A copy of this file can be created using the following command:
cp mapred-site.xml.template mapred-site.xml
We will edit the mapred-site.xml file by using the following command:
nano mapred-site.xml
And inside it add the following entries between <configuration> </configuration> present at the end of this file:

<property>
<name>mapreduce.framework.name</name>
<value>yarn</value>
</property>

Mapred-site_edit

Install Hadoop on Cent OS – Edit mapred-site.xml

After adding above parameters save this file. Press  “Ctrl+X” on your keyboard.
g. Edit yarn-site.xml
Now we need to make changes in Hadoop configuration file yarn-site.xml (which is located in HADOOP_HOME/etc/hadoop) by executing the below command:
nano yarn-site.xml
And inside it add the following entries between <configuration> </configuration> present at the end of this file:

<property>
<name>yarn.nodemanager.aux-services</name>
<value>mapreduce_shuffle</value>
</property>
<property>
<name>yarn.nodemanager.aux-services.mapreduce.shuffle.class</name>
<value>org.apache.hadoop.mapred.ShuffleHandler</value>
</property>

yarn-site_edit

Hadoop installation Steps – Edit yarn-site.xml

After adding above parameters save this file. Press  “Ctrl+X” on your keyboard.

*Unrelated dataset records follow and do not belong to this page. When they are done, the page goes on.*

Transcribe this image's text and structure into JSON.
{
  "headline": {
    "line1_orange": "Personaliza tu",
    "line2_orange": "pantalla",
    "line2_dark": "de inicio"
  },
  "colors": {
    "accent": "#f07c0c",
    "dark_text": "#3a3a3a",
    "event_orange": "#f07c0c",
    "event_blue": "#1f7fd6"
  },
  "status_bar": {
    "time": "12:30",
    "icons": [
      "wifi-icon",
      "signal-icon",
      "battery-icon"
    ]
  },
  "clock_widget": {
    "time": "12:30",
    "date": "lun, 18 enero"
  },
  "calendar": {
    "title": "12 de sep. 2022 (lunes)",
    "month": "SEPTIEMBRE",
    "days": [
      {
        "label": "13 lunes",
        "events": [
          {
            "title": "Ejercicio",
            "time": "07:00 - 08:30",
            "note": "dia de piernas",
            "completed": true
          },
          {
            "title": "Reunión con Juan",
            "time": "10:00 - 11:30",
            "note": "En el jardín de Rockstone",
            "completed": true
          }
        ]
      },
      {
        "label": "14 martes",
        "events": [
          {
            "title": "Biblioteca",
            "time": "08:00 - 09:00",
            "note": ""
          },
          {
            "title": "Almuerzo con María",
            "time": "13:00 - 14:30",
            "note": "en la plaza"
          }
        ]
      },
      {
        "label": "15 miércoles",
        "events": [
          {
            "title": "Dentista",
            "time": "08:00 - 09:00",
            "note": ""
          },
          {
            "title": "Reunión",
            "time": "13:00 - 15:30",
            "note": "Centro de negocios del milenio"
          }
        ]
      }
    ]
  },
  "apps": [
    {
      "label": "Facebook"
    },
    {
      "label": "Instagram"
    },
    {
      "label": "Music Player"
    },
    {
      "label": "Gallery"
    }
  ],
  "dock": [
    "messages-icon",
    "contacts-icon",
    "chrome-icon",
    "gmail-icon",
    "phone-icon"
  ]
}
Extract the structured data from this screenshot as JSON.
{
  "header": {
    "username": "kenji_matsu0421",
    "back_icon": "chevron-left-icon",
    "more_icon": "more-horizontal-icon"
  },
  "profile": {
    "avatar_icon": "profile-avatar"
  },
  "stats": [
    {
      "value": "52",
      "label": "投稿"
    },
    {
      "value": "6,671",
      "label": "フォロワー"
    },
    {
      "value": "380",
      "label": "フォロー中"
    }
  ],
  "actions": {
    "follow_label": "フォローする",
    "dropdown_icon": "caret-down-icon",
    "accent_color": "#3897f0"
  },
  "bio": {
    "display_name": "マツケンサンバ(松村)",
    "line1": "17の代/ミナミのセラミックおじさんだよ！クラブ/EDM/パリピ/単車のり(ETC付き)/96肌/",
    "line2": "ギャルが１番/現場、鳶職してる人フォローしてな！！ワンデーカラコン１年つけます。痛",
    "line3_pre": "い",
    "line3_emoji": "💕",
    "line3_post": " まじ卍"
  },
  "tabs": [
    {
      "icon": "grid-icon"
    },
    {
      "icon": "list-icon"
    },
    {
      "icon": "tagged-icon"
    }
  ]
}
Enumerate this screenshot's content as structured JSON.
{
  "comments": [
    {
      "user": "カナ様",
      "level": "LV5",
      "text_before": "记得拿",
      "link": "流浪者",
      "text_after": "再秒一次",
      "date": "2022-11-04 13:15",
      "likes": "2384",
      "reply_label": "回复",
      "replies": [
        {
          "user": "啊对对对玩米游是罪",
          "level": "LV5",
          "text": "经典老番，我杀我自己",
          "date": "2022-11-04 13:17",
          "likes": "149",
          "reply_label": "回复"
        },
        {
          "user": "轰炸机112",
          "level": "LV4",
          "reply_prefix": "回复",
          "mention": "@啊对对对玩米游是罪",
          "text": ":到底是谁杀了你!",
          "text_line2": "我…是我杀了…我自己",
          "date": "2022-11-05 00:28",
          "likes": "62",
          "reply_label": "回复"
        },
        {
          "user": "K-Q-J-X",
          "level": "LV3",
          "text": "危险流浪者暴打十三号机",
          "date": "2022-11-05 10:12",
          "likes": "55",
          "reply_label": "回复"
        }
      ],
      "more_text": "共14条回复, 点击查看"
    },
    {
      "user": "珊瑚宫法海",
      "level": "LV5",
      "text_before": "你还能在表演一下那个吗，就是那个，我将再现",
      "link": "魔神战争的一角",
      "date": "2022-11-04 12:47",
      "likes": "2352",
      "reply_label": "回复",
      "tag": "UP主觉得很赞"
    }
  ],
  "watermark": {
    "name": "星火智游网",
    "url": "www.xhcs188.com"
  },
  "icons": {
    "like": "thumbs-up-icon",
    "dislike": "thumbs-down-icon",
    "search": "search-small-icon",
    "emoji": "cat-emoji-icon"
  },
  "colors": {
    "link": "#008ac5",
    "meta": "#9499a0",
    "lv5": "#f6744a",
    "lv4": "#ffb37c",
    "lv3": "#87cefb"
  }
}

V. Starting the Hadoop Cluster

a. NameNode Formatting
hdfs namenode -format

starting_hadoop

Cloudera Hadoop Installation – NameNode formatting

NOTE: After we install hadoop on CentOS, we perform this activity only once otherwise all the data will get deleted and namenode would be assigned some other namespaceId. In case namenode and datanode Id’s doesn’t matches, then the datanode daemons will not start while starting the daemons.
b. Start HDFS Daemons
start-dfs.sh
c. Start YARN Daemons
start-yarn.sh

2.3. Checking Installation

In order to check whether Hadoop is running successfully or not open the below address on any of your browsers:
http://localhost:50070

Browser

Checking Install Hadoop on CentOS

If this output appears means you have successfully installed Hadoop in CentOS. After Hadoop Installation studies this guide to learn how Hadoop works.
See Also-

Hope you This tutorial on Install Hadoop on CentOS was to you. If you have any queries on How to install Hadoop on CentOS drop a comment below and we will get back to you.

8 Responses

  1. lilly says:

    Hello There. I found your blog using msn. This is a very well written article. I have successfully installed and run Hadoop.
    I’ll be sure to bookmark it and come back to read more. Thanks for the post.

  2. scott says:

    Hello there, You’ve done an incredible job. I’ll definitely digg it and
    for my part recommend to my friends. I am sure they’ll be benefited from this website.

  3. Kiersten says:

    Hi there would you mind sharing which blog platform you’re working with?
    I’m looking to start my own blog soon but I’m having a hard time deciding between BlogEngine/Wordpress/B2evolution and Drupal.
    The reason I ask is because your design seems different then most blogs and I’m looking
    for something completely unique. P.S My apologies for getting off-topic but
    I had to ask!

  4. annettappleroth says:

    Thanks for this. You always have some great posts. I shared this on Facebook and my followers loved it.
    Keep the the good work!

  5. Andrew says:

    Installed hadoop on Redhat RHEL 7 using your article, nice presentation.
    Are these same steps valid for Ubuntu as well ?

  6. cornelius says:

    Great article. I have installed hadoop in like butter….
    Thanks a ton

  7. ElliRBarko says:

    hello!,I like your writing so much! percentage we remain in contact extra approximately your article
    I require a professional in this particular space to eliminate my problem.
    Maybe that’s you! Having a look forward to peer you.
    Thanks

  8. LeilaKMauser says:

    Hurrah! Finally I got a blog where I have the capacity to actually take helpful
    data concerning my study and knowledge.

Leave a Reply

Your email address will not be published. Required fields are marked *

This site is protected by reCAPTCHA and the Google Privacy Policy and Terms of Service apply.